Just over a month after the devastating Montecito mudslides, a public memorial at the Santa Barbara Zoo honored the lost members of the Sutthithepa-Taylor family. The community gathered as close friends shared thoughts and memories of Richard “Loring” Taylor, Pinit “Oom” Sutthithepa, 6-year-old Peerawat “Pasta” Sutthithepa, and 2-year-old Lydia Sutthithepa. A tragedy described as “beyond description and without words,” the speakers reflected on the many ways that the family touched the community and how different it would be without them.
Oom Sutthithepa, 30, was known for his thorough and dutiful work at the Santa Barbara Toyota dealership. With the company for three years, Sutthithepa’s warmth, honesty, and great smile were fondly remembered by his coworkers. Above all, it was evident to others that Sutthithepa “loved, loved, loved his family,” and he would make it a priority to spend time with his wife and two kids. At 15 years old, Sutthithepa came to California from Thailand and shared a happy marriage with Yuphawan “Aw” Sutthithepa for the last eight years.
Montecito's Sutthithepa-Taylor Family Remembered
Moments from the memorial
Their son, Pasta, attended Cold Spring Elementary and had been found dead a mile away from his home on the morning of January 9 by County Fire Captain Dave Zaniboni. He described his experience with Pasta and the family’s tragedy as having done “something to my heart I never had happened before; they gave me purpose and focus.” Pasta’s elementary school teacher, Lisa Ishikawa, reflected on how he was always a cheerful, positive presence, and how he “wanted everyone to be his friend and wanted to be a friend to everyone.” Ishikawa and her kindergarten students shared a song for Pasta and his family.
Ishikawa also shared memories of Pasta’s grandfather, Richard Taylor, who would drop Pasta off at school early every morning. Known as an “unconventional, adventurous, inquisitive, and terminally generous” person, Richard had retired to Montecito with his wife, Banphoem “Perm” Taylor. He spent his time reading books and with his family, including his daughter Freya.
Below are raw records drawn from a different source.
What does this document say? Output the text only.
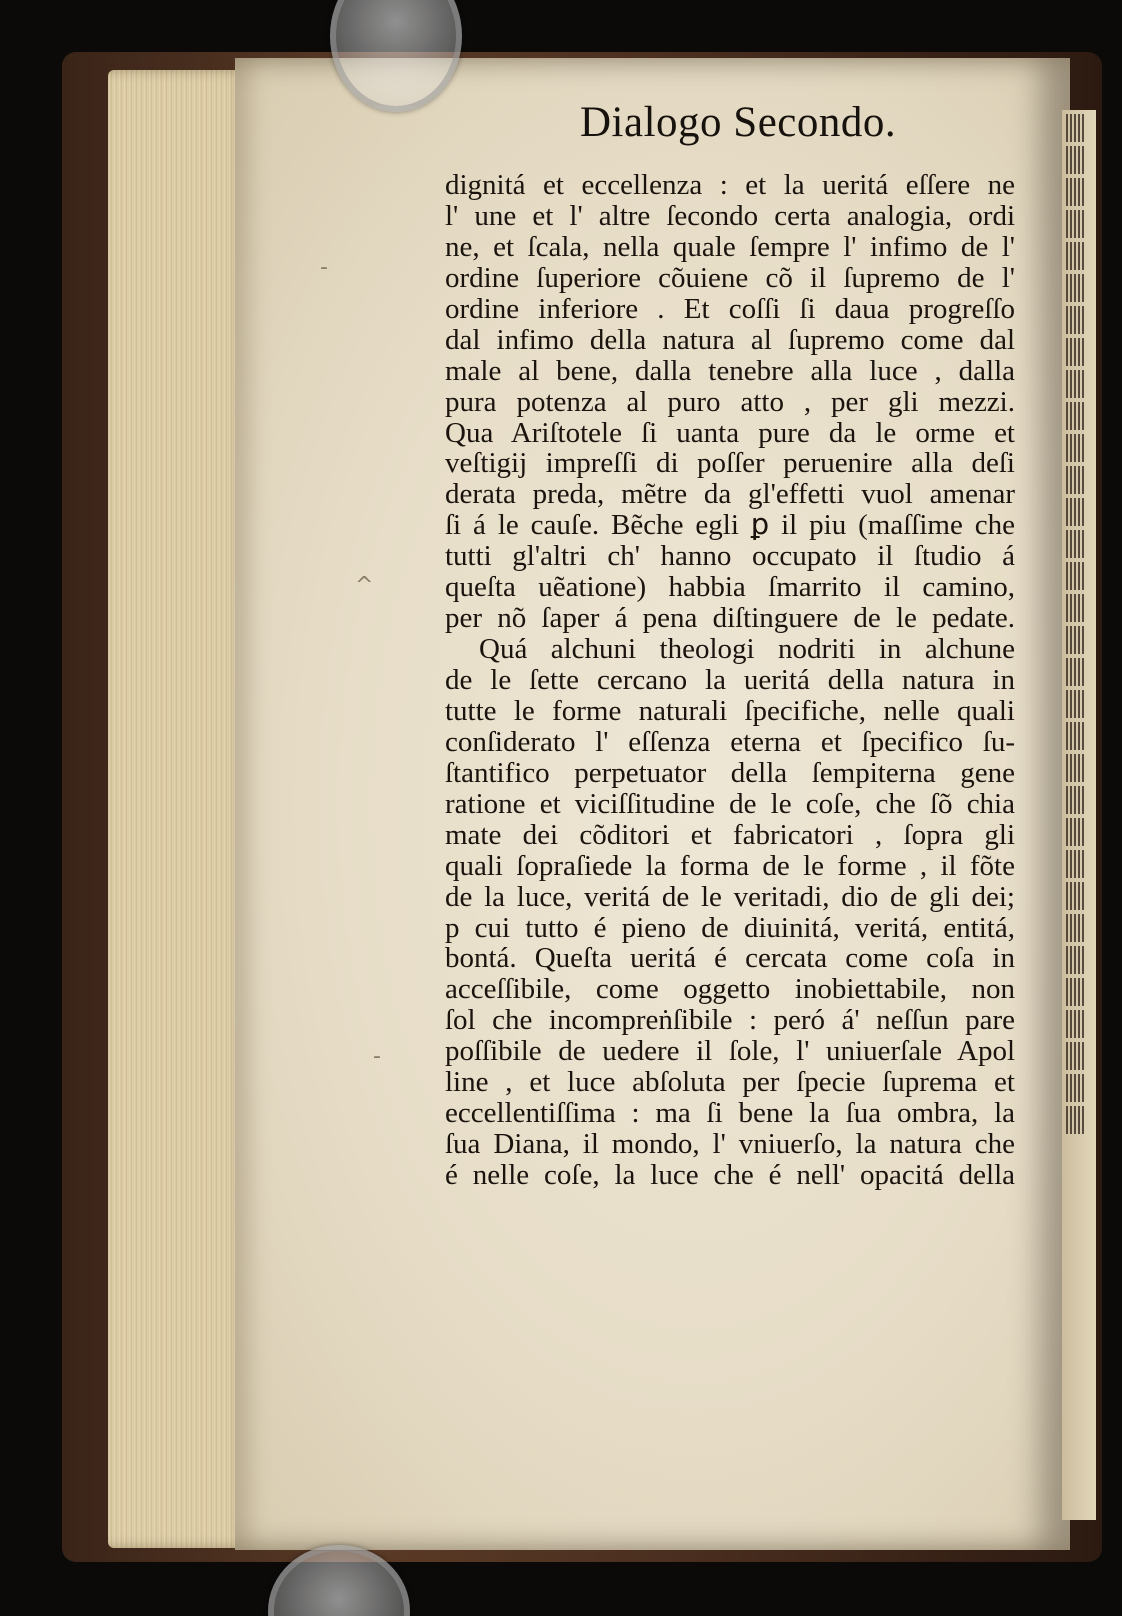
-
^
-
Dialogo Secondo.
dignitá et eccellenza : et la ueritá eſſere ne
l' une et l' altre ſecondo certa analogia, ordi
ne, et ſcala, nella quale ſempre l' infimo de l'
ordine ſuperiore cõuiene cõ il ſupremo de l'
ordine inferiore . Et coſſi ſi daua progreſſo
dal infimo della natura al ſupremo come dal
male al bene, dalla tenebre alla luce , dalla
pura potenza al puro atto , per gli mezzi.
Qua Ariſtotele ſi uanta pure da le orme et
veſtigij impreſſi di poſſer peruenire alla deſi
derata preda, mẽtre da gl'effetti vuol amenar
ſi á le cauſe. Bẽche egli ꝑ il piu (maſſime che
tutti gl'altri ch' hanno occupato il ſtudio á
queſta uẽatione) habbia ſmarrito il camino,
per nõ ſaper á pena diſtinguere de le pedate.
Quá alchuni theologi nodriti in alchune
de le ſette cercano la ueritá della natura in
tutte le forme naturali ſpecifiche, nelle quali
conſiderato l' eſſenza eterna et ſpecifico ſu-
ſtantifico perpetuator della ſempiterna gene
ratione et viciſſitudine de le coſe, che ſõ chia
mate dei cõditori et fabricatori , ſopra gli
quali ſopraſiede la forma de le forme , il fõte
de la luce, veritá de le veritadi, dio de gli dei;
p cui tutto é pieno de diuinitá, veritá, entitá,
bontá. Queſta ueritá é cercata come coſa in
acceſſibile, come oggetto inobiettabile, non
ſol che incompreṅſibile : peró á' neſſun pare
poſſibile de uedere il ſole, l' uniuerſale Apol
line , et luce abſoluta per ſpecie ſuprema et
eccellentiſſima : ma ſi bene la ſua ombra, la
ſua Diana, il mondo, l' vniuerſo, la natura che
é nelle coſe, la luce che é nell' opacitá della
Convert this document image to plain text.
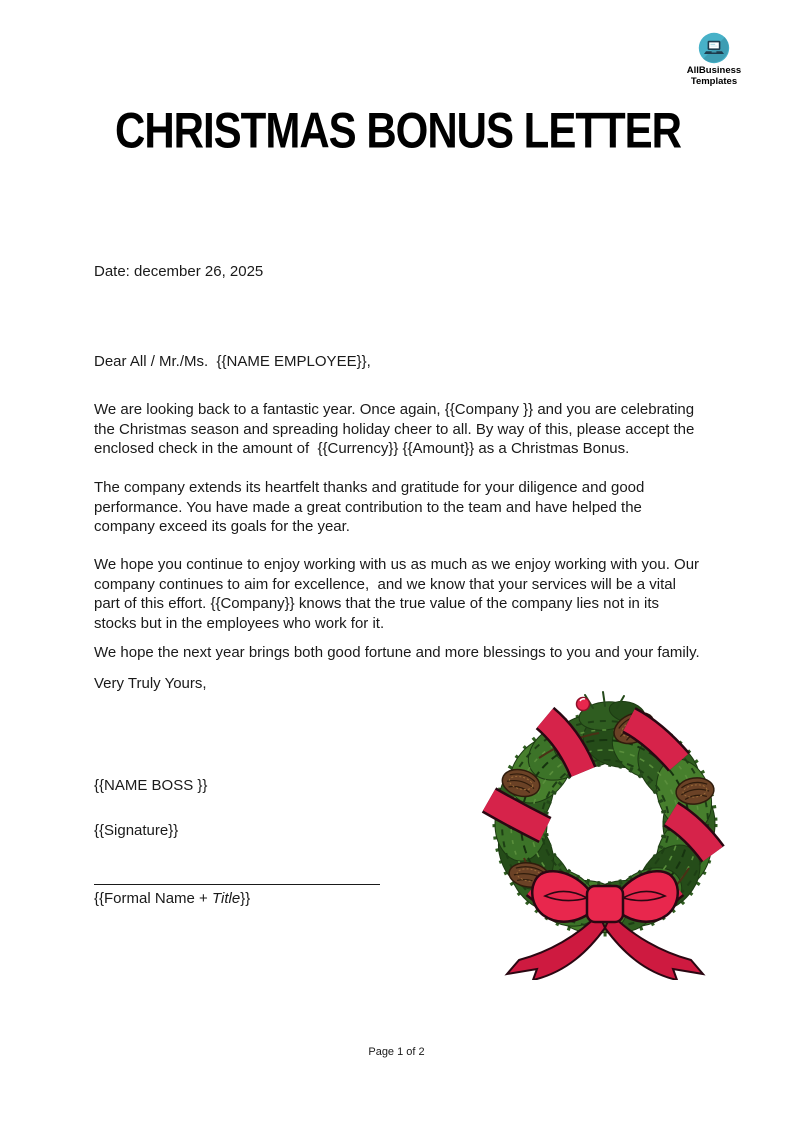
AllBusiness
Templates
CHRISTMAS BONUS LETTER
Date: december 26, 2025
Dear All / Mr./Ms.  {{NAME EMPLOYEE}},
We are looking back to a fantastic year. Once again, {{Company }} and you are celebrating the Christmas season and spreading holiday cheer to all. By way of this, please accept the enclosed check in the amount of  {{Currency}} {{Amount}} as a Christmas Bonus.
The company extends its heartfelt thanks and gratitude for your diligence and good performance. You have made a great contribution to the team and have helped the company exceed its goals for the year.
We hope you continue to enjoy working with us as much as we enjoy working with you. Our company continues to aim for excellence,  and we know that your services will be a vital part of this effort. {{Company}} knows that the true value of the company lies not in its stocks but in the employees who work for it.
We hope the next year brings both good fortune and more blessings to you and your family.
Very Truly Yours,
{{NAME BOSS }}
{{Signature}}
{{Formal Name + Title}}
Page 1 of 2
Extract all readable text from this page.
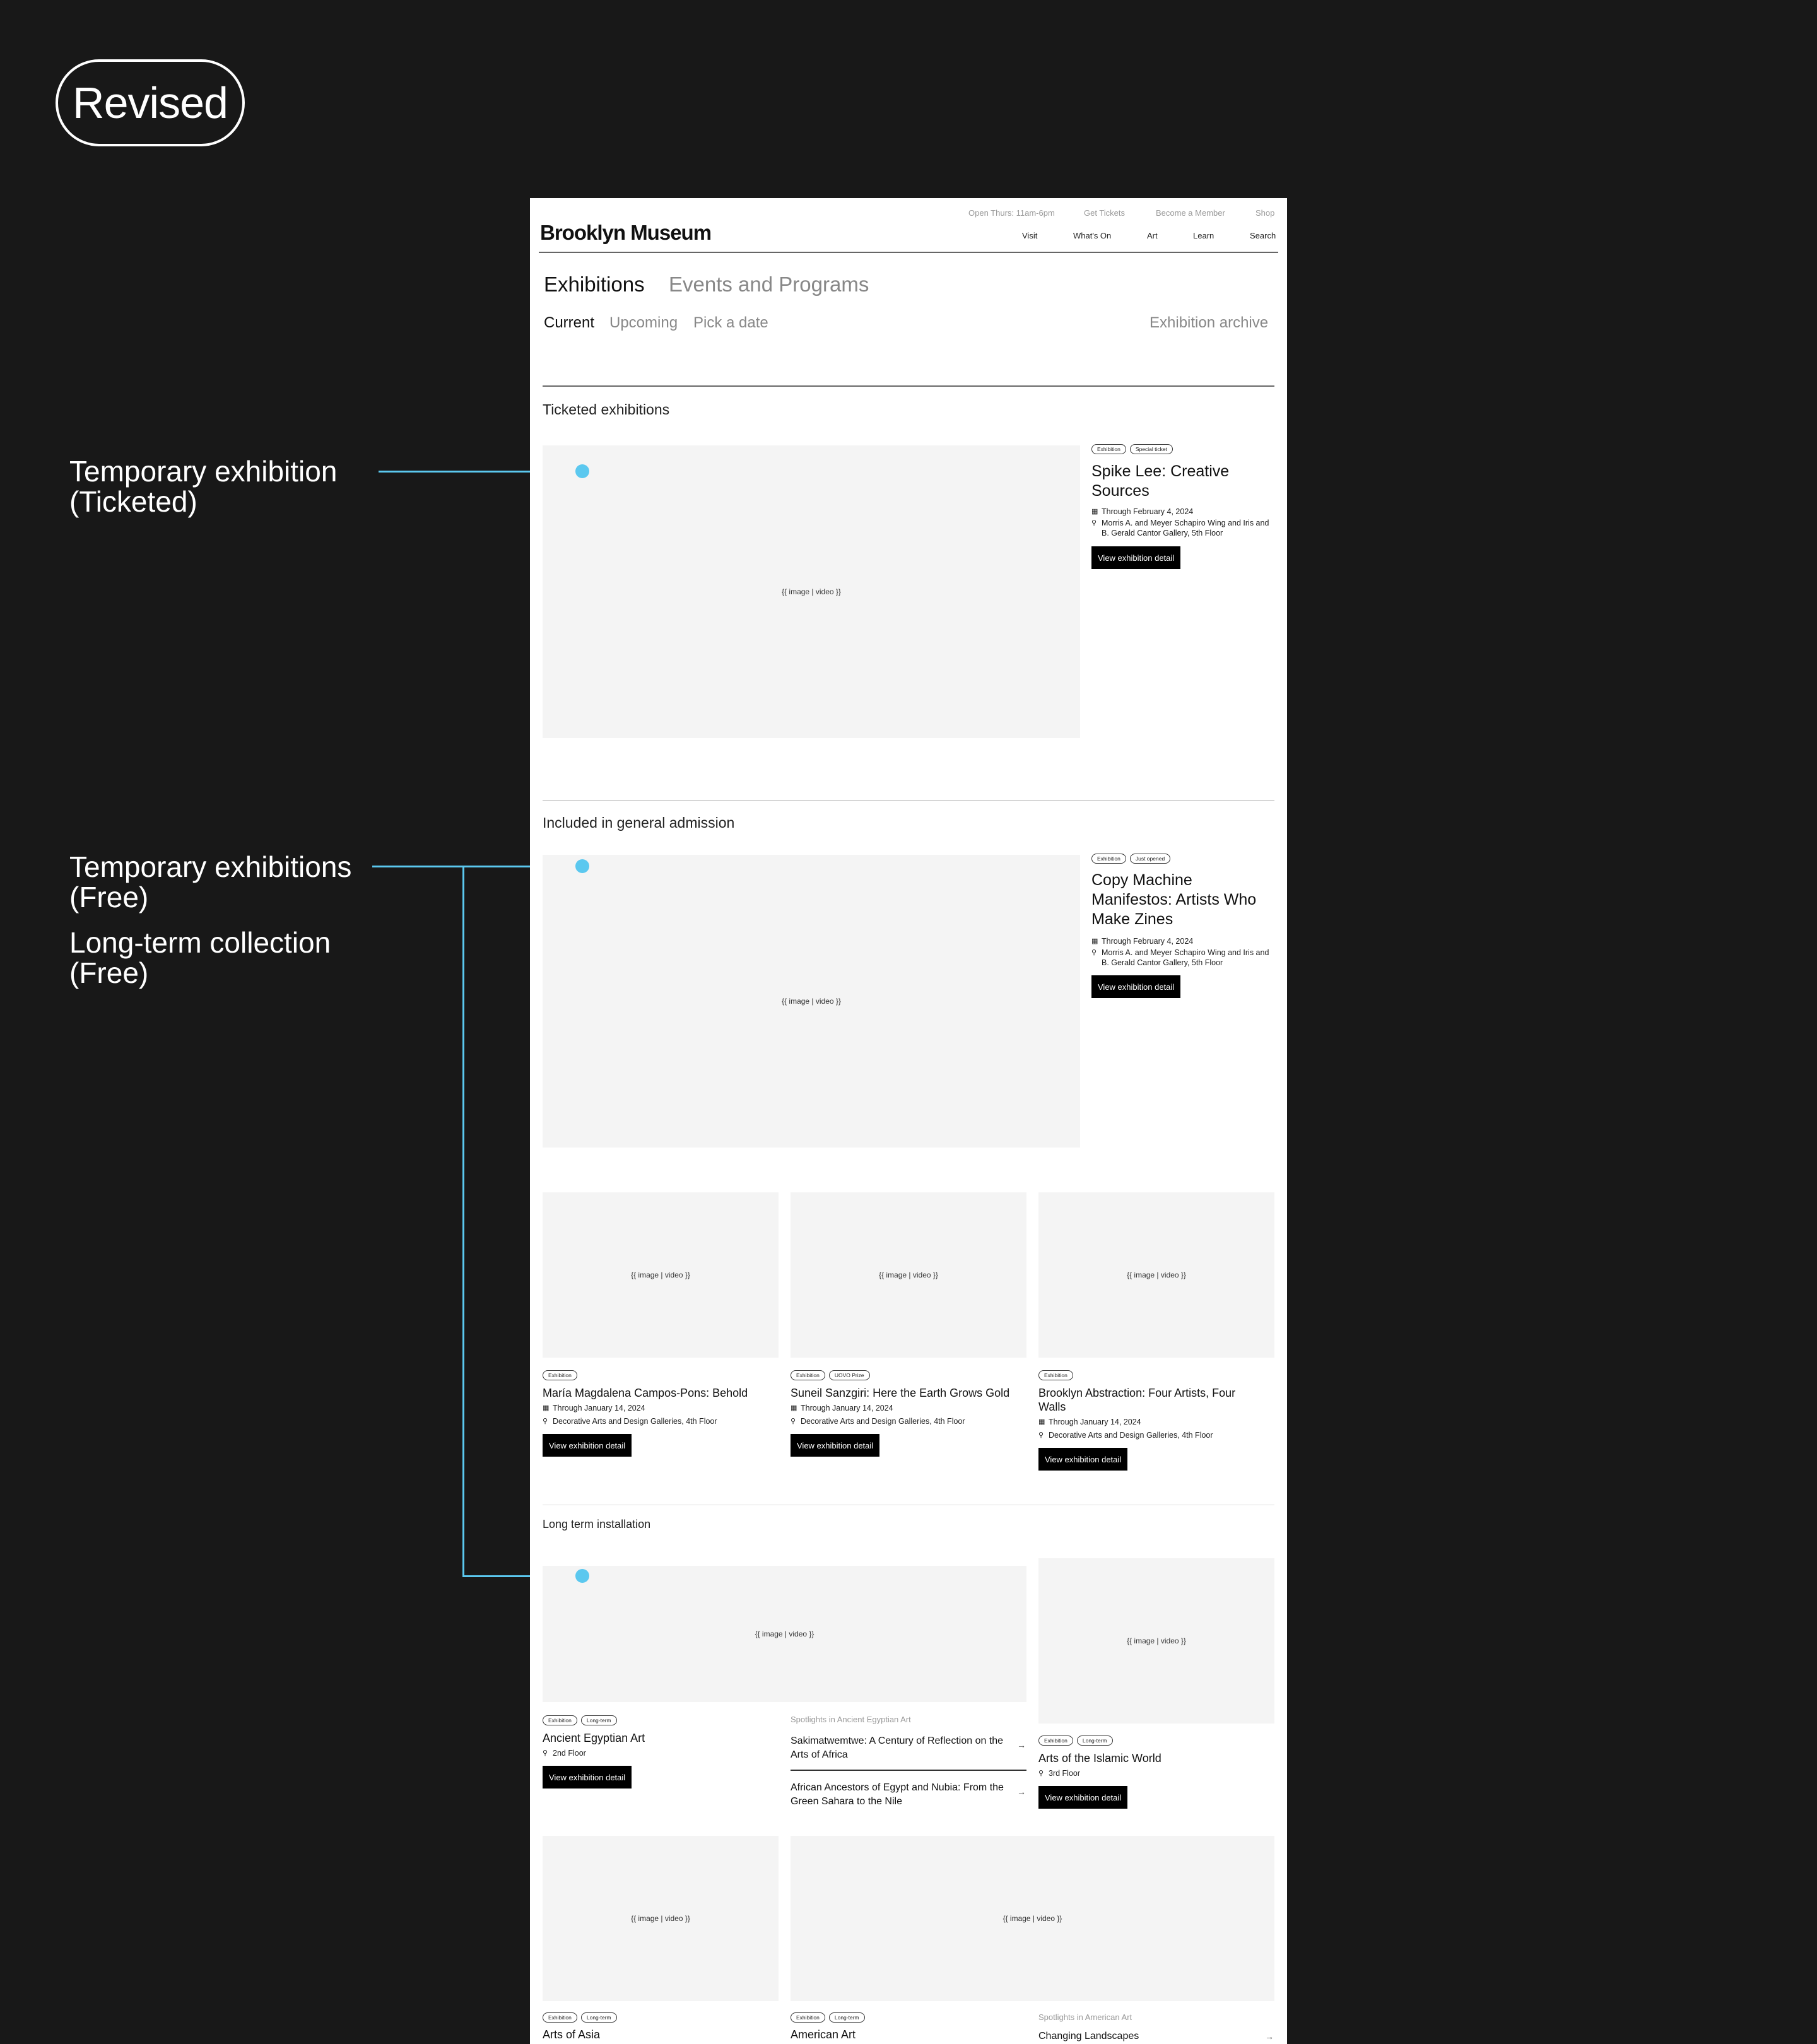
Revised
Temporary exhibition
(Ticketed)
Temporary exhibitions
(Free)
Long-term collection
(Free)
Brooklyn Museum
Open Thurs: 11am-6pm	Get Tickets	Become a Member	Shop
Visit	What's On	Art	Learn	Search
Exhibitions Events and Programs
Current Upcoming Pick a date	Exhibition archive
Ticketed exhibitions
{{ image | video }}
Exhibition	Special ticket
Spike Lee: Creative Sources
▦ Through February 4, 2024
⚲ Morris A. and Meyer Schapiro Wing and Iris and B. Gerald Cantor Gallery, 5th Floor
View exhibition detail
Included in general admission
{{ image | video }}
Exhibition	Just opened
Copy Machine Manifestos: Artists Who Make Zines
▦ Through February 4, 2024
⚲ Morris A. and Meyer Schapiro Wing and Iris and B. Gerald Cantor Gallery, 5th Floor
View exhibition detail
{{ image | video }}	{{ image | video }}	{{ image | video }}
Exhibition
María Magdalena Campos-Pons: Behold
▦ Through January 14, 2024
⚲ Decorative Arts and Design Galleries, 4th Floor
View exhibition detail
Exhibition	UOVO Prize
Suneil Sanzgiri: Here the Earth Grows Gold
▦ Through January 14, 2024
⚲ Decorative Arts and Design Galleries, 4th Floor
View exhibition detail
Exhibition
Brooklyn Abstraction: Four Artists, Four Walls
▦ Through January 14, 2024
⚲ Decorative Arts and Design Galleries, 4th Floor
View exhibition detail
Long term installation
{{ image | video }}
Exhibition	Long-term
Ancient Egyptian Art
⚲ 2nd Floor
View exhibition detail
Spotlights in Ancient Egyptian Art
Sakimatwemtwe: A Century of Reflection on the Arts of Africa
→
African Ancestors of Egypt and Nubia: From the Green Sahara to the Nile
→
{{ image | video }}
Exhibition	Long-term
Arts of the Islamic World
⚲ 3rd Floor
View exhibition detail
{{ image | video }}	{{ image | video }}
Exhibition	Long-term
Arts of Asia
Exhibition	Long-term
American Art
Spotlights in American Art
Changing Landscapes	→
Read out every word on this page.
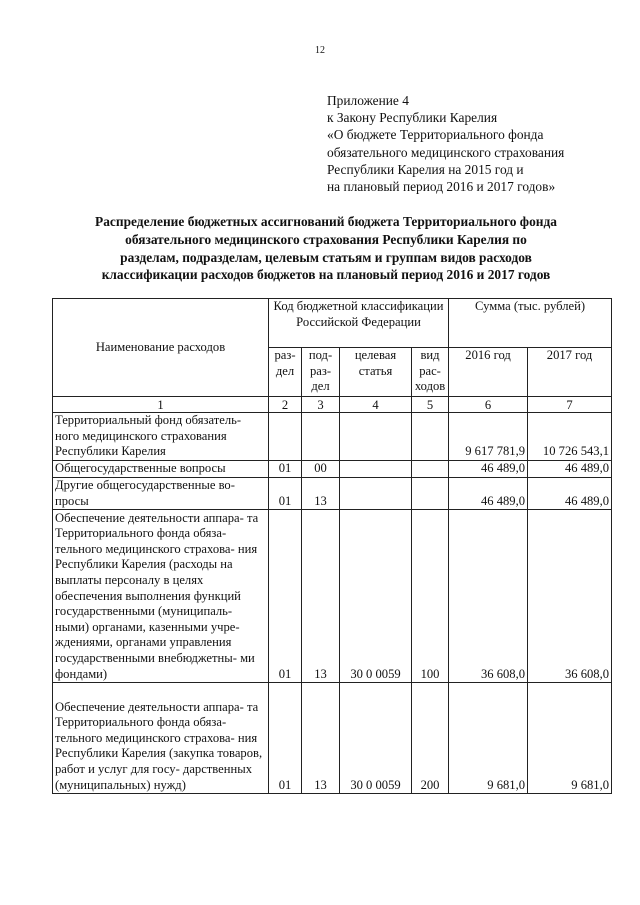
12
Приложение 4
к Закону Республики Карелия
«О бюджете Территориального фонда
обязательного медицинского страхования
Республики Карелия на 2015 год и
на плановый период 2016 и 2017 годов»
Распределение бюджетных ассигнований бюджета Территориального фонда
обязательного медицинского страхования Республики Карелия по
разделам, подразделам, целевым статьям и группам видов расходов
классификации расходов бюджетов на плановый период 2016 и 2017 годов
Наименование расходов	Код бюджетной классификации Российской Федерации				Сумма (тыс. рублей)	
	раз- дел	под- раз- дел	целевая статья	вид рас- ходов	2016 год	2017 год
1	2	3	4	5	6	7
Территориальный фонд обязатель- ного медицинского страхования Республики Карелия					9 617 781,9	10 726 543,1
Общегосударственные вопросы	01	00			46 489,0	46 489,0
Другие общегосударственные во- просы	01	13			46 489,0	46 489,0
Обеспечение деятельности аппара- та Территориального фонда обяза- тельного медицинского страхова- ния Республики Карелия (расходы на выплаты персоналу в целях обеспечения выполнения функций государственными (муниципаль- ными) органами, казенными учре- ждениями, органами управления государственными внебюджетны- ми фондами)	01	13	30 0 0059	100	36 608,0	36 608,0
Обеспечение деятельности аппара- та Территориального фонда обяза- тельного медицинского страхова- ния Республики Карелия (закупка товаров, работ и услуг для госу- дарственных (муниципальных) нужд)	01	13	30 0 0059	200	9 681,0	9 681,0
Alan Keyser, a local resident, concluded the ceremony by sharing some words from Aw Sutthithepa, Oom’s wife. She described her daughter, Lydia, as a cheerful girl who enjoyed playing with her brother, Pasta, and recalled how she loved to eat strawberries — “just strawberries.” Aw and Oom’s mother, Perm, were working the night shift at Vons and had slept at a hotel room on the night of the destruction, keeping them from harm’s way. Lydia’s body has not yet been found. “We all pray that she will be found soon,” said Keyser. “The little princess is gone away without knowing where she is.”